So how quota works for filesystems without journaling is that we keep quota
information for cached inodes in memory (struct dquot - this is per ID
(uid/gid/projid) structure). The quota information is written back to quota
file on events like sync(2) (which also handles unmount) or when last inode
referencing particular dquot structure is reclaimed from memory. There is
no periodic background writeback for quota structures.

> The problem with this approach is that asynchronous updates might lead
> to loss of quota data in the event of a sudden power failure. This
> seems acceptable to me, but I am not sure if it aligns with the
> definition of quota. Additionally, this assumes that the quota file
> will not be very large, which I believe is a reasonable
> assumption.Perhaps there are some drawbacks I haven't considered?

Yes, quota files are pretty small (for today's standards) as they scale
with the number of filesystem users which isn't generally too big. As you
observe, quota information will not be uptodate in the event of powerfail
or similar. That is the reason why administrator (or init scripts) are
responsible for calling quotacheck(8) for filesystems when unclean shutdown
is detected. Quotacheck(8) scans the whole filesystem, summarizes disk
usage for each user, group, etc. and updates the information in the quota
file.

> Regarding the enforcement of quota limits, I plan to perform this in
> the kernel. For project quotas, the kernel can know how much space and
> how many inodes are being used by the corresponding project ID. For
> now, I only want to implement project quota because I believe that
> user and group quotas can be simulated using project quotas.

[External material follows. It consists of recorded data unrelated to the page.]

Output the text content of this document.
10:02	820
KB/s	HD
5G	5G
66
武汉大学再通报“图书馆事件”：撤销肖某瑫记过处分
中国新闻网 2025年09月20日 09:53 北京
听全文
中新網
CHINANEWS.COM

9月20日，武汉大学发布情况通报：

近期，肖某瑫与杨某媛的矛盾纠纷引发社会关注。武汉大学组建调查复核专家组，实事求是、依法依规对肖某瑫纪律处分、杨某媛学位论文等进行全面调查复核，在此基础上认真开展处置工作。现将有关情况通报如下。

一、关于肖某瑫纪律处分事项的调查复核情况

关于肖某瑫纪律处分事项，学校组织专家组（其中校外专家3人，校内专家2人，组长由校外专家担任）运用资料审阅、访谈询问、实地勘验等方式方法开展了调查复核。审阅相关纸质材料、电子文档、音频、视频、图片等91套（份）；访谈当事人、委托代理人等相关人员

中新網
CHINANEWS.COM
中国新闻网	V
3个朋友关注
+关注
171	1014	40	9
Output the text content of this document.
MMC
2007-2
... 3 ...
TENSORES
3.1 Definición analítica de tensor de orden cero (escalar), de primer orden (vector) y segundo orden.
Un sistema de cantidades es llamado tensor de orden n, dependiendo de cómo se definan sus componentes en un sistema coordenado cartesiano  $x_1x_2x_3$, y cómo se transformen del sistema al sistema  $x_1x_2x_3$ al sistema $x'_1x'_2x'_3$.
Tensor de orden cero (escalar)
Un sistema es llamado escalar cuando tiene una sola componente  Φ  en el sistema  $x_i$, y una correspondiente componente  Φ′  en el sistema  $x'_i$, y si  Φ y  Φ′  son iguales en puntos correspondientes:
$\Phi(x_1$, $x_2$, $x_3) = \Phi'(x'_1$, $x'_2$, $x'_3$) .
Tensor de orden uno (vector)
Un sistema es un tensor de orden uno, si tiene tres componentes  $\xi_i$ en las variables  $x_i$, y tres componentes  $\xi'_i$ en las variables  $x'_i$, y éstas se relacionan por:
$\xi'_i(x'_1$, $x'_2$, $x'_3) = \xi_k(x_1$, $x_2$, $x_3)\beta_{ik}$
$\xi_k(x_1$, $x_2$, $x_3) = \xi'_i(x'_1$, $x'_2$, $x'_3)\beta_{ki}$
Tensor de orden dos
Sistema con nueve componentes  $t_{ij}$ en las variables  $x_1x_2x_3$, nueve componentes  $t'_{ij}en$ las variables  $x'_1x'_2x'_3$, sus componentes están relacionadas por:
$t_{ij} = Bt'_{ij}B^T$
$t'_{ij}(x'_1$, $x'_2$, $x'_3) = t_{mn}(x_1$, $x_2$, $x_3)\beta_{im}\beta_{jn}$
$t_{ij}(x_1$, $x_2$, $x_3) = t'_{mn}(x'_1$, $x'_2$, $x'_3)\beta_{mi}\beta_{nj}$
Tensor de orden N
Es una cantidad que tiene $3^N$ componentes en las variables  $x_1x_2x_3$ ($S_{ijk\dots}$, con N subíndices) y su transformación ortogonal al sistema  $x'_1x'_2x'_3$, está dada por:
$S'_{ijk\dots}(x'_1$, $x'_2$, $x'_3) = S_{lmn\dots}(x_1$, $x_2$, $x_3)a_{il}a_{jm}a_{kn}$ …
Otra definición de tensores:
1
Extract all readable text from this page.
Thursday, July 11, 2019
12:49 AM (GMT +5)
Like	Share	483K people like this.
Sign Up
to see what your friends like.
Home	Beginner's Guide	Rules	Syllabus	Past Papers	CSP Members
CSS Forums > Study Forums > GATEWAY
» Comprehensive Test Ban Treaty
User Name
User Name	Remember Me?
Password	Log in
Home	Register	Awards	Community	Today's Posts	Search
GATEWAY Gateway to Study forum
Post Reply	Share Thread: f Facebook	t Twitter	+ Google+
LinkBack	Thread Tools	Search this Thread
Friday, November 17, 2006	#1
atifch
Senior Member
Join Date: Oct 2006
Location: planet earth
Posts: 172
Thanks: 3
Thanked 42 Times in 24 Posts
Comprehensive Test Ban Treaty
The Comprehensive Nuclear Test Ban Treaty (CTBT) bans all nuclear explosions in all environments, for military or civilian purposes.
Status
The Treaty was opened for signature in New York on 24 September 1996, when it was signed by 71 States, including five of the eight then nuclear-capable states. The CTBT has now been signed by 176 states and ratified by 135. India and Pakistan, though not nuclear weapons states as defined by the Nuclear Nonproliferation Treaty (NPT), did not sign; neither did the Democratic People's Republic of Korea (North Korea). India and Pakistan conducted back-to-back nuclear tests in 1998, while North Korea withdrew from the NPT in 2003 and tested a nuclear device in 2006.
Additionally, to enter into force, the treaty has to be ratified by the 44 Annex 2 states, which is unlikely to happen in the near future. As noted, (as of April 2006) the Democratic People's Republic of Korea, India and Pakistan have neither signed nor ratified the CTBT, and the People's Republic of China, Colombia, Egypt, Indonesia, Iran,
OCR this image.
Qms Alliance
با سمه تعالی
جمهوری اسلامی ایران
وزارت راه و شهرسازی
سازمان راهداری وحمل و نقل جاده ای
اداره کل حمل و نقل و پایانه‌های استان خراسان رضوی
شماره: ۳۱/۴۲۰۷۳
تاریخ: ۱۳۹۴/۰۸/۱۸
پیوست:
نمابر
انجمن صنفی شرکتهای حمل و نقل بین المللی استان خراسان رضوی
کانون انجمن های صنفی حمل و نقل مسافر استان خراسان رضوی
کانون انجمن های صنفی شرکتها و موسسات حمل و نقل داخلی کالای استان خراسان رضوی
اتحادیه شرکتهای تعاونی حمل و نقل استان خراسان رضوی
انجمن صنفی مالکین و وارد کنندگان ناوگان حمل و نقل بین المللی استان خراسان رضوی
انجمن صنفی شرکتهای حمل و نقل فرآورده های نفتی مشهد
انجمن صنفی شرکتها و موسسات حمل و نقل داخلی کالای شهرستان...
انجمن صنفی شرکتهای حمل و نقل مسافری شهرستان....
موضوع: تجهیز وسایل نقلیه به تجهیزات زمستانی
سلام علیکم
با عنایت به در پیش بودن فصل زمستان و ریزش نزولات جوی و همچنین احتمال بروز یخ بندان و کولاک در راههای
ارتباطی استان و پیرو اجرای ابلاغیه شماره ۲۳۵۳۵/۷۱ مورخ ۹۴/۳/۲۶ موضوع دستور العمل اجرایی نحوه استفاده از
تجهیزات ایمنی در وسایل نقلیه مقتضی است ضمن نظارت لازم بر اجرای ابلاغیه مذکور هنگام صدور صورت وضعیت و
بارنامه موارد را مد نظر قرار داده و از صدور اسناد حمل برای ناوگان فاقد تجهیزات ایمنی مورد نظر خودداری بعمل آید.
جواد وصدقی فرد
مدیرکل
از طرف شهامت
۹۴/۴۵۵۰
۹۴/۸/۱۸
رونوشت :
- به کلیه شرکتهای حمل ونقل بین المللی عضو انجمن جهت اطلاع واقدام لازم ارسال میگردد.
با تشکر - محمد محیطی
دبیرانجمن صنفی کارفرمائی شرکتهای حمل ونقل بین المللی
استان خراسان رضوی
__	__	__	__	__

This is not true. First and formost, owner of a file can arbitrarily change
its projid while unpriviledged user cannot set file's owner. So there is no
way for user to escape user quota accounting while project quota accounting
is more or less cooperative space tracking feature (this is different with
user namespaces but your usecase does not sound like it depends on them).
Similarly file's group can be set only to groups user is a member of.
Finally you can have smaller user limits and bigger group limits which
constrain a group of users which is not possible to do just with project
quotas.

> Additionally, users' definitions of file system users and groups might
> differ from file UID and GID. Users can freely use project IDs to
> define file system users and groups.

Well, if UIDs in the filesystem do not match current system view of users,
you have a larger problem be permission checking etc. So I'm not sure I
understand your comment here. But anyway if you are convinced project
quotas are the right solution for your usecase then I don't object. From
kernel POV there's no fundamental difference.

								Honza
-- 
Jan Kara <jack@xxxxxxxx>
SUSE Labs, CR